The statutory provisions provide criteria under which the Board must deny parole. The statutory provisions do not, however, state when the Board must grant parole. Heirens v. Mizell, 729 F.2d 449, 465 (7th Cir. 1984) (neither statutory scheme nor rules provide for circumstances under which the Board would be required to grant parole). The Board is free to consider any available relevant information to make its determination to grant or deny parole. 20 Ill.Adm.Code § 1610.50(b) (1992-93). Further, the rules expressly provide that parole is granted "as an exercise of grace and executive discretion" (20 Ill.Adm.Code § 1610.50(a) (1992-93)), and Illinois courts have consistently held that parole is not a right (People v. Hawkins, 54 Ill.2d 247, 252, 296 N.E.2d 725 (1973); People ex rel. Jones v. Brantley, 45 Ill.2d 335, 337-38, 259 N.E.2d 33 (1970); People ex rel. Castle v. Spivey, 10 Ill.2d 586, 594-95, 141 N.E.2d 321 (1957); People ex rel. Richardson v. Ragen, 400 Ill. 191, 201, 79 N.E.2d 479 (1948); People v. Nowak, 387 Ill. 11, 14, 55 N.E.2d 63 (1944)).
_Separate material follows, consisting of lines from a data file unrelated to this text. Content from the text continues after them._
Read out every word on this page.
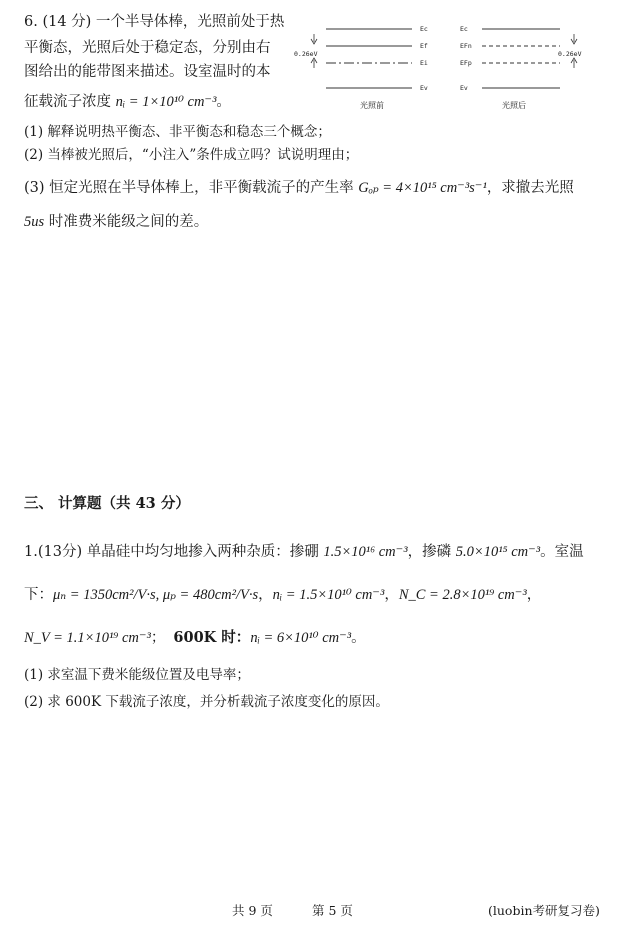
6. (14 分) 一个半导体棒，光照前处于热
平衡态，光照后处于稳定态，分别由右
图给出的能带图来描述。设室温时的本
征载流子浓度 nᵢ = 1×10¹⁰ cm⁻³。
Ec
Ef
Ei
Ev
0.26eV
光照前
Ec
EFn
EFp
Ev
0.26eV
光照后
(1) 解释说明热平衡态、非平衡态和稳态三个概念；
(2) 当棒被光照后，“小注入”条件成立吗？试说明理由；
(3) 恒定光照在半导体棒上，非平衡载流子的产生率 Gₒₚ = 4×10¹⁵ cm⁻³s⁻¹，求撤去光照
5us 时准费米能级之间的差。
三、 计算题（共 43 分）
1.(13分) 单晶硅中均匀地掺入两种杂质：掺硼 1.5×10¹⁶ cm⁻³，掺磷 5.0×10¹⁵ cm⁻³。室温
下：μₙ = 1350cm²/V·s, μₚ = 480cm²/V·s，nᵢ = 1.5×10¹⁰ cm⁻³，N_C = 2.8×10¹⁹ cm⁻³，
N_V = 1.1×10¹⁹ cm⁻³； 600K 时：nᵢ = 6×10¹⁰ cm⁻³。
(1) 求室温下费米能级位置及电导率；
(2) 求 600K 下载流子浓度，并分析载流子浓度变化的原因。
共 9 页	第 5 页	(luobin考研复习卷)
We believe that Illinois' statutory criteria and the Board's rules do not provide standards for release on parole sufficiently objective to allow a court to evaluate the Board's decision to deny parole. We thus conclude that the legislature, in drafting the statutory language, intended the Board to have complete discretion in determining whether to grant parole when the denial of parole is not mandated by statute.

Hanrahan, 174 Ill.2d at 276 (emphasis added).
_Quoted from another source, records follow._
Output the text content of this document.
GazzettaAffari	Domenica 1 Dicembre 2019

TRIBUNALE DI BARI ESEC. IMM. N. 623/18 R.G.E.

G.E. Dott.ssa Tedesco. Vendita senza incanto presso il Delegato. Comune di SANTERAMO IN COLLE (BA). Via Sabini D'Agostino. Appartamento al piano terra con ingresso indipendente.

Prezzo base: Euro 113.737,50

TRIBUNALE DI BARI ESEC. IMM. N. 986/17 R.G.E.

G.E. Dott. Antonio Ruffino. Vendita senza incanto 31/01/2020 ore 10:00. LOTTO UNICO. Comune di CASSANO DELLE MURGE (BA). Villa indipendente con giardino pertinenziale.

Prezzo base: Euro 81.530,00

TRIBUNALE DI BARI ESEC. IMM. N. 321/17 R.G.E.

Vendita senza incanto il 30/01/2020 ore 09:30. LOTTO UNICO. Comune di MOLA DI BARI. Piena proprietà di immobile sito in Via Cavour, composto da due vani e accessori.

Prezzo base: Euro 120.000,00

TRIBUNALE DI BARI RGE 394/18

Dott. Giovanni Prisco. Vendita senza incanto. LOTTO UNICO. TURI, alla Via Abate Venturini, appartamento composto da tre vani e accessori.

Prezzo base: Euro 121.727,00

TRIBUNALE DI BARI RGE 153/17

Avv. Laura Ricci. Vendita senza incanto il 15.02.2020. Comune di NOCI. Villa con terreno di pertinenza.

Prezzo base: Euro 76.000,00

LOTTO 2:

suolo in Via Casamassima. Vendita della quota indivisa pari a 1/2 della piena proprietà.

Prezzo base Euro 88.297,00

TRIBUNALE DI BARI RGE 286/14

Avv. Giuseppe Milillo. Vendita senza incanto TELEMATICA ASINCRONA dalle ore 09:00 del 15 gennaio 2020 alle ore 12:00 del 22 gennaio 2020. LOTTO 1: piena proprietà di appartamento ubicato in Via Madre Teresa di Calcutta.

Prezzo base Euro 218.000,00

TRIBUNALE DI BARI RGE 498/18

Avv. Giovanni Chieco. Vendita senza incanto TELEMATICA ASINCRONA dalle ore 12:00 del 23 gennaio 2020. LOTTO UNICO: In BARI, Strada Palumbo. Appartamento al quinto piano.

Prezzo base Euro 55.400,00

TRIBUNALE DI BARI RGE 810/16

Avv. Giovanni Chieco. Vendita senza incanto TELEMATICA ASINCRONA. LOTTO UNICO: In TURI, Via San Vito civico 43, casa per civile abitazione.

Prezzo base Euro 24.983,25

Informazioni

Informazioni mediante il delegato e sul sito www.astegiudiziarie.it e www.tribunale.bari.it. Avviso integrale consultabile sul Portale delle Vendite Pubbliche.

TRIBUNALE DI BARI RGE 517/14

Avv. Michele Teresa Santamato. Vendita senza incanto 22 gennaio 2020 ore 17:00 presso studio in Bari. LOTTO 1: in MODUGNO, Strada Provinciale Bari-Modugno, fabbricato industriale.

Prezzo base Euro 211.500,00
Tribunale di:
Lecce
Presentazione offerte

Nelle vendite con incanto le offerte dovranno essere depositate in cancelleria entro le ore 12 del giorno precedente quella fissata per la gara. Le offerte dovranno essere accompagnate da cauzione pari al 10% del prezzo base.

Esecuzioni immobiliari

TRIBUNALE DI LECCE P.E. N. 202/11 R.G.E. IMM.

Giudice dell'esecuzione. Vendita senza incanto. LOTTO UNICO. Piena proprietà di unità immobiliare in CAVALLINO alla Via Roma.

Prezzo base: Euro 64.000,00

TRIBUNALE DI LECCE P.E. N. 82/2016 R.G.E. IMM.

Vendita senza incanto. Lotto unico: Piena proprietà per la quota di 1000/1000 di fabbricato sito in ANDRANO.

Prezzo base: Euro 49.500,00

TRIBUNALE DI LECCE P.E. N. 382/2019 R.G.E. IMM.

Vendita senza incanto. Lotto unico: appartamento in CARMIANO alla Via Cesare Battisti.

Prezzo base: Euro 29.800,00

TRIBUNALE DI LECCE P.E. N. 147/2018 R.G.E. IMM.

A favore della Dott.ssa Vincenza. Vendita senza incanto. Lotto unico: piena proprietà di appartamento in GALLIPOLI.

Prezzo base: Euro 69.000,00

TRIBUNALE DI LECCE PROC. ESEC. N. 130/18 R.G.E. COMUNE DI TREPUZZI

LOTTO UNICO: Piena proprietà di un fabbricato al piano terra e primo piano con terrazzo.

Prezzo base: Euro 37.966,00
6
The basis for denial of Knights's parole request is clearly stated in the PRB's decision:

File information revealed that Mr. Knight's institutional adjustment has been marginal. Mr. Knights has had 3 major disciplinary reports since his last appearance before the board. If Knights were to be paroled, he would like to live with his Brother, Son, or Daughter. He has a standing job offer as a paralegal with the Law Firm of Jeffery Steinbeck.

After reviewing and considering Knight's file, along with statements made during his hearing on May 21, 2008, the board has voted to deny his parole. The board continues to be bothered by the nature of his conduct in the instant offense and feels that a release at this time would deprecate the seriousness of his crime and would promote disrespect for the law. The board also feels that he would be a poor parole risk. The Board also finds under the authority of 730 ILCS 5/3-3-5 that it is not reasonable to expect parole to be granted prior to May 2011 and, therefore, continues your parole eligibility hearing to that docket.

Exhibit F (Doc. 1-26).

Because the Illinois statute does not create a protected liberty interest in the grant of parole, this Court cannot find that any of Knights's federal or state constitutional rights were violated in this parole proceeding. The PRB is vested with complete discretion in whether to grant parole, and this Court must follow the state's highest court's interpretation of its own state law. Heidelberg, 163 F.3d at 1027.


In summary, the complaint does not survive review under § 1915A. Accordingly, this action is DISMISSED with prejudice. Knights is advised that the dismissal of this action will count as one of his three allotted "strikes" under the provisions of 28 U.S.C. § 1915(g).